The next step is growing millions of these antigen-specific Treg cells, which are divided into doses and frozen, to be sent to the patient’s treatment centre. On injection, the cells migrate to the site of the disease, where they are activated by the relevant antigen to combat the inflammation.
Provenge ‘time-lag’ problem
“It’s a major step in cellular therapy when you can show that you have a robust and efficient manufacturing process – that’s been a problem to date,” said TxCell CEO, Damian Marron.
“The first cellular therapy to really hit the news was Provenge for prostate cancer. It works well but it struggles because they have to manufacture it [every time] they want a dose. There’s a time lag that causes difficulty around logistics and cost.”
The ASTrIA method can produce years’ worth of a personalised drug in one process.
Using the patient’s own cells makes the therapy “truly personalised”, said Marron. “We come from a very natural approach – we isolate and educate the cells rather than manipulating them. From a patient acceptance point of view, they appreciate that.”
“In the case of Ovasave [TxCell’s cellular therapy for Crohn’s disease] it’s an injection every 8 weeks. We don’t have to produce it each time,” said the CEO.
From taking the patient’s blood sample the manufacturing process of Ovasave, currently in Phase II trials, takes ten weeks, but Marron says he is confident of reducing this to four to five weeks by the time the drug goes on the market.
While the technique is widely used in oncology, Marron said TxCell was “very excited” to be the first in its field:
“We’re the only people using antigen-specific t-cells to treat autoimmune inflammatory disease.”
In the pipeline: joints, eyes and nerves
TxCell plans to create other immunotherapies with the ASTrIA platform, said Marron.
Possibilities include treating joint diseases with cells responding to Type 2 collagen antigen, or “myelin Tregs which can be targeted at autoimmune diseases such as secondary progressive multiple sclerosis, or optic myelitis,” he said.

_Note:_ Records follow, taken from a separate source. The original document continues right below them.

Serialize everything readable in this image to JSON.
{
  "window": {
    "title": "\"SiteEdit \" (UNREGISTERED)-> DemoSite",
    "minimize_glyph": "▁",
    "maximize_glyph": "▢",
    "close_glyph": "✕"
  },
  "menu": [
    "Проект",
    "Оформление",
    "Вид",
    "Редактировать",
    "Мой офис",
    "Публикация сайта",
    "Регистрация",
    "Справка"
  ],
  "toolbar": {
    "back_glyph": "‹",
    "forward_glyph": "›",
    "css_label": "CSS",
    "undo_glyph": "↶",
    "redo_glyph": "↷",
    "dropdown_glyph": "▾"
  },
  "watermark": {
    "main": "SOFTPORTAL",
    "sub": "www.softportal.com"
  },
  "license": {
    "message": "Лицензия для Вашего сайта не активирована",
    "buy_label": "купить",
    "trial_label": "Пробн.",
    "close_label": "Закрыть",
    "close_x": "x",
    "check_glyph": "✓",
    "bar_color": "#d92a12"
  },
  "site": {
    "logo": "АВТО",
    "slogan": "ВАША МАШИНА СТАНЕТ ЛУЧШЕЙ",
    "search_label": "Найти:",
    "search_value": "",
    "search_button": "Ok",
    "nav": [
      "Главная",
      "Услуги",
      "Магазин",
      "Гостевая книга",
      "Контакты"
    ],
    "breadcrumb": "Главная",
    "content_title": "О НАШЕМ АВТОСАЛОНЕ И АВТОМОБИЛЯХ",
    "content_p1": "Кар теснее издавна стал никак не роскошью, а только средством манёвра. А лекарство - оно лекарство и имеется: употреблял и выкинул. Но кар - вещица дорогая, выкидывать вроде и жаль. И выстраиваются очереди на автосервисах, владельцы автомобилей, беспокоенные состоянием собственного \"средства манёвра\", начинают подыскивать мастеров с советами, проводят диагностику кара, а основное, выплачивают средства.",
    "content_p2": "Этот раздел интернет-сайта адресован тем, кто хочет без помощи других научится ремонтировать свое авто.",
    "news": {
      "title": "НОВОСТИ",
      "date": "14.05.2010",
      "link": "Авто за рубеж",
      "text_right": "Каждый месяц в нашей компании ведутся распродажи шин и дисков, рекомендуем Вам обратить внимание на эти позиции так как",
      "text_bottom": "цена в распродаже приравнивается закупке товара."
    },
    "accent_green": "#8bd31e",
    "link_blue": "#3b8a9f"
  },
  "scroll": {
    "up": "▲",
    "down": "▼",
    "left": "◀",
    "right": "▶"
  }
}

In December, TxCell received accreditation from ANSM, the French National Agency for Drug Safety to develop its cell therapy at its facility in Besançon, France, allowing it to progress to Phase III trials with Ovasave.
The results of Ovasave’s phase I and IIa studies found 6 in 8 Crohn’s patients receiving the highest dose responded positively to the treatment.
Col-Treg is applying for ATMP classification and is preparing for a Phase II study in 2015.